Trente ans plus tard à la Martinique, incapable de me résoudre à une retraite tranquille, lorsque le maire de Case Pilote me proposa une collaboration dans ses services d’animation culturelle de la ville, j’ai accepté. Il s’agit de ma commune, c’était mon métier et j’aime me rendre utile.
En 2013, dans le cadre de mes fonctions, à la demande de monsieur le maire, j’ai reçu une sociologue en ingénierie sociale. Donnons-lui les initiales de CTP. Elle est chargée du volet déconcentré à la Martinique d’un programme opérationnel pour la mise en œuvre de l’initiative européenne pour la jeunesse, (IEG). « Elle est installée depuis peu à Case Pilote … elle va t’intéresser car elle est africaine ! » me dit le maire.
Comme demandé, je reçois la personne, et tandis qu’elle m’explique le but de sa visite je l’observe. C’est une jeune femme intelligente, d’une quarantaine d’année, belle sans fard, ses cheveux crépus n’ont jamais vu un fer à défrisé, ses yeux brillent dans un visage sombre et lisse.
« - Je suis malienne » me dit-elle. Ma réponse ne tarde pas
« - Vous êtes donc une arrière petite-fille de Salou Casais »
Elle me regarde ébahie quand je lui parle du Mali du moyen-âge, de Gao, de la cité des Askias, de Tombouctou, de Djenné, de l’Empire Songhay, des dialectes mandingues, d’Ali Aber et des Mossis. En quelques phrases, je lui conte l’histoire de Salou Casais, celle qu’on nommait « la Perle du Songhay ».

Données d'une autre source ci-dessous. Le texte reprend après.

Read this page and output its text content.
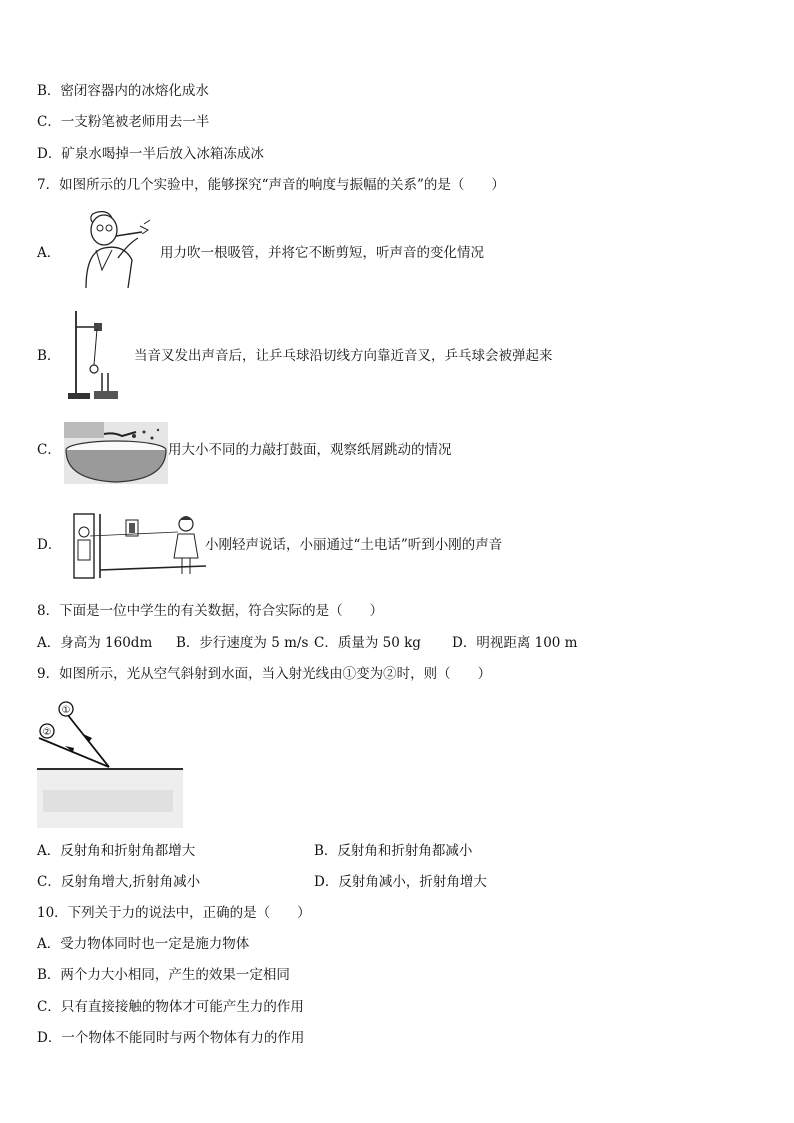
B．密闭容器内的冰熔化成水
C．一支粉笔被老师用去一半
D．矿泉水喝掉一半后放入冰箱冻成冰
7．如图所示的几个实验中，能够探究“声音的响度与振幅的关系”的是（　　）
A．	用力吹一根吸管，并将它不断剪短，听声音的变化情况
B．	当音叉发出声音后，让乒乓球沿切线方向靠近音叉，乒乓球会被弹起来
C．	用大小不同的力敲打鼓面，观察纸屑跳动的情况
D．	小刚轻声说话，小丽通过“土电话”听到小刚的声音
8．下面是一位中学生的有关数据，符合实际的是（　　）
A．身高为 160dm B．步行速度为 5 m/s C．质量为 50 kg D．明视距离 100 m
9．如图所示，光从空气斜射到水面，当入射光线由①变为②时，则（　　）
①
②
A．反射角和折射角都增大	B．反射角和折射角都减小
C．反射角增大,折射角减小	D．反射角减小，折射角增大
10．下列关于力的说法中，正确的是（　　）
A．受力物体同时也一定是施力物体
B．两个力大小相同，产生的效果一定相同
C．只有直接接触的物体才可能产生力的作用
D．一个物体不能同时与两个物体有力的作用
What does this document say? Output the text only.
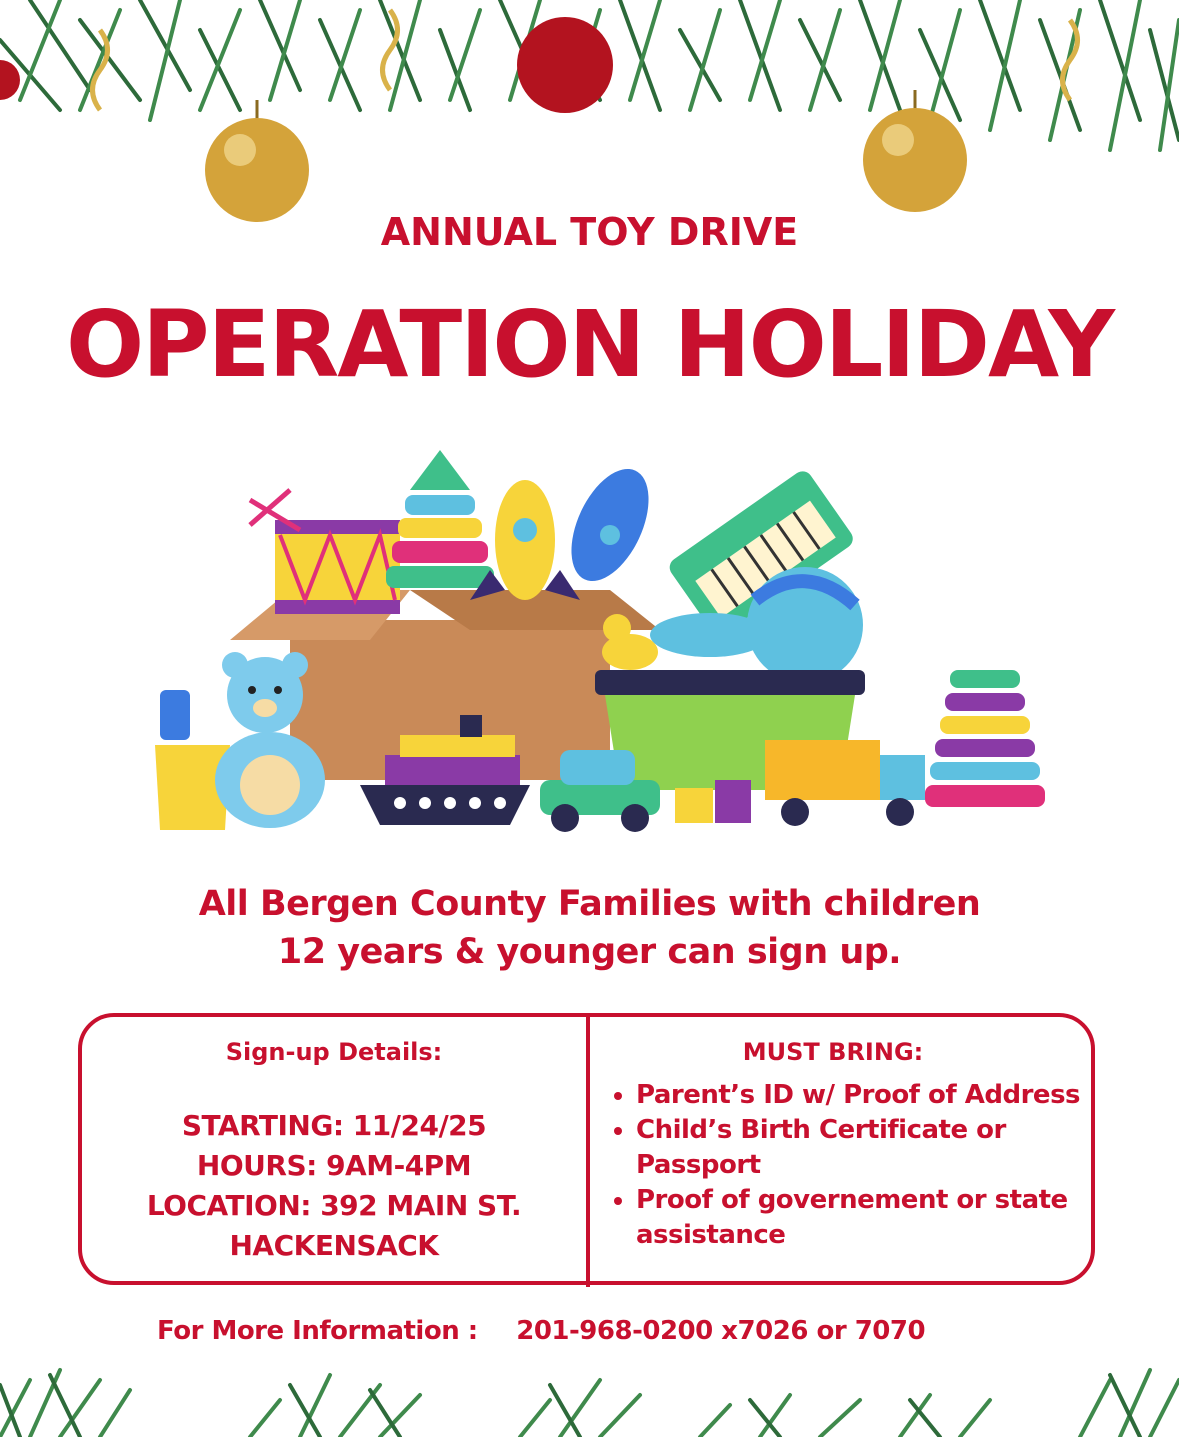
ANNUAL TOY DRIVE
OPERATION HOLIDAY
All Bergen County Families with children
12 years & younger can sign up.
Sign-up Details:
STARTING: 11/24/25
HOURS: 9AM-4PM
LOCATION: 392 MAIN ST.
HACKENSACK
MUST BRING:
• Parent’s ID w/ Proof of Address
• Child’s Birth Certificate or Passport
• Proof of governement or state assistance
For More Information : 201-968-0200 x7026 or 7070
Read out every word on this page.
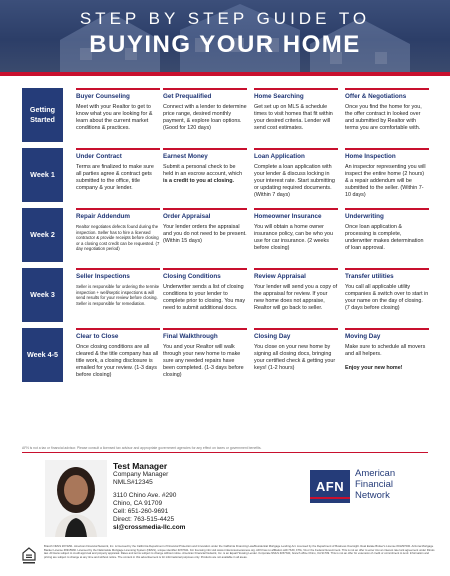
STEP BY STEP GUIDE TO
BUYING YOUR HOME
Getting Started
Buyer Counseling
Meet with your Realtor to get to know what you are looking for & learn about the current market conditions & practices.
Get Prequalified
Connect with a lender to determine price range, desired monthly payment, & explore loan options. (Good for 120 days)
Home Searching
Get set up on MLS & schedule times to visit homes that fit within your desired criteria. Lender will send cost estimates.
Offer & Negotiations
Once you find the home for you, the offer contract in looked over and submitted by Realtor with terms you are comfortable with.
Week 1
Under Contract
Terms are finalized to make sure all parties agree & contract gets submitted to the office, title company & your lender.
Earnest Money
Submit a personal check to be held in an escrow account, which is a credit to you at closing.
Loan Application
Complete a loan application with your lender & discuss locking in your interest rate. Start submitting or updating required documents. (Within 7 days)
Home Inspection
An inspector representing you will inspect the entire home (2 hours) & a repair addendum will be submitted to the seller. (Within 7-10 days)
Week 2
Repair Addendum
Realtor negotiates defects found during the inspection. Seller has to hire a licensed contractor & provide receipts before closing or a closing cost credit can be requested. (7 day negotiation period)
Order Appraisal
Your lender orders the appraisal and you do not need to be present. (Within 15 days)
Homeowner Insurance
You will obtain a home owner insurance policy, can be who you use for car insurance. (2 weeks before closing)
Underwriting
Once loan application & processing is complete, underwriter makes determination of loan approval.
Week 3
Seller Inspections
Seller is responsible for ordering the termite inspection + well/septic inspections & will send results for your review before closing. Seller is responsible for remediation.
Closing Conditions
Underwriter sends a list of closing conditions to your lender to complete prior to closing. You may need to submit additional docs.
Review Appraisal
Your lender will send you a copy of the appraisal for review. If your new home does not appraise, Realtor will go back to seller.
Transfer utilities
You call all applicable utility companies & switch over to start in your name on the day of closing. (7 days before closing)
Week 4-5
Clear to Close
Once closing conditions are all cleared & the title company has all title work, a closing disclosure is emailed for your review. (1-3 days before closing)
Final Walkthrough
You and your Realtor will walk through your new home to make sure any needed repairs have been completed. (1-3 days before closing)
Closing Day
You close on your new home by signing all closing docs, bringing your certified check & getting your keys! (1-2 hours)
Moving Day
Make sure to schedule all movers and all helpers.

Enjoy your new home!
AFN is not a tax or financial advisor. Please consult a licensed tax advisor and appropriate government agencies for any effect on taxes or government benefits.
Test Manager
Company Manager
NMLS#12345
3110 Chino Ave. #290
Chino, CA 91709
Cell: 651-260-9691
Direct: 763-515-4425
sl@crossmedia-llc.com
AFN
American
Financial
Network
Branch NMLS #274291. American Financial Network, Inc. is licensed by the California Department of Financial Protection and Innovation under the California Financing Law/Residential Mortgage Lending Act. Licensed by the Department of Business Oversight. Real Estate Broker's License #01297000. Arizona Mortgage Banker License #0915930. Licensed by the Nationwide Mortgage Licensing System (NMLS), unique identifier #237341. For licensing info visit www.nmlsconsumeraccess.org. AFN has no affiliation with HUD, FHA, VA or the Federal Government. This is not an offer to enter into an interest rate lock agreement under Illinois law. All loans subject to credit approval and property appraisal. Rates and terms subject to change without notice. American Financial Network, Inc. is an Equal Housing Lender. Corporate NMLS #237341; branch office Chino, CA 91709. This is not an offer for extension of credit or commitment to lend. Information and pricing are subject to change at any time and without notice. The content in this advertisement is for informational purposes only. Products are not available in all areas.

Elle est sans voix, et finit par me dire qu’elle connaît mieux l’histoire de France que celle de son pays. Le sujet premier de notre rendez-vous passe en second plan car visiblement son esprit n’est plus disponible. Nous nous promettons de nous revoir, la belle africaine disparaît.
A quelques temps de cela, je reçois un appel de notre sociologue malienne. Elle souhaite me revoir afin de mettre en place à travers IEG, un projet pour la jeunesse du Nord de la Martinique. Elle conclue toutefois en me faisant une requête, celle de lire mon ouvrage sur Salou.
Avec l’accord de la Mairie, nous entamons une collaboration qui se révèle fructueuse. C.TP est une personne charmante et généreuse. J’apprends qu’elle travaille en étroite coopération avec le ministère du même nom et qu’elle a eu quelques fonctions de conseillère du président de la République au sein de l’ancien gouvernement du Mali. Elle me rend mon ouvrage au moment où les combattants du mouvement islamiste nigérian Boko-Haram ont envahi Gao, au nord du Mali. Ces derniers ont déjà détruit de nombreux lieux saints à Tombouctou, les préoccupations du pays sont entre autres la sauvegarde des tombeaux des Askias. Si les islamistes parviennent à détruire quelques édifices publics et des structures de la ville, la jeunesse de la commune de Gao est déterminée à protéger au péril de leur vie, leur patrimoine historique. Pendant tout ce temps, CTP passe son temps entre Paris/Bamako/ Case Pilote (où vit aussi sa famille).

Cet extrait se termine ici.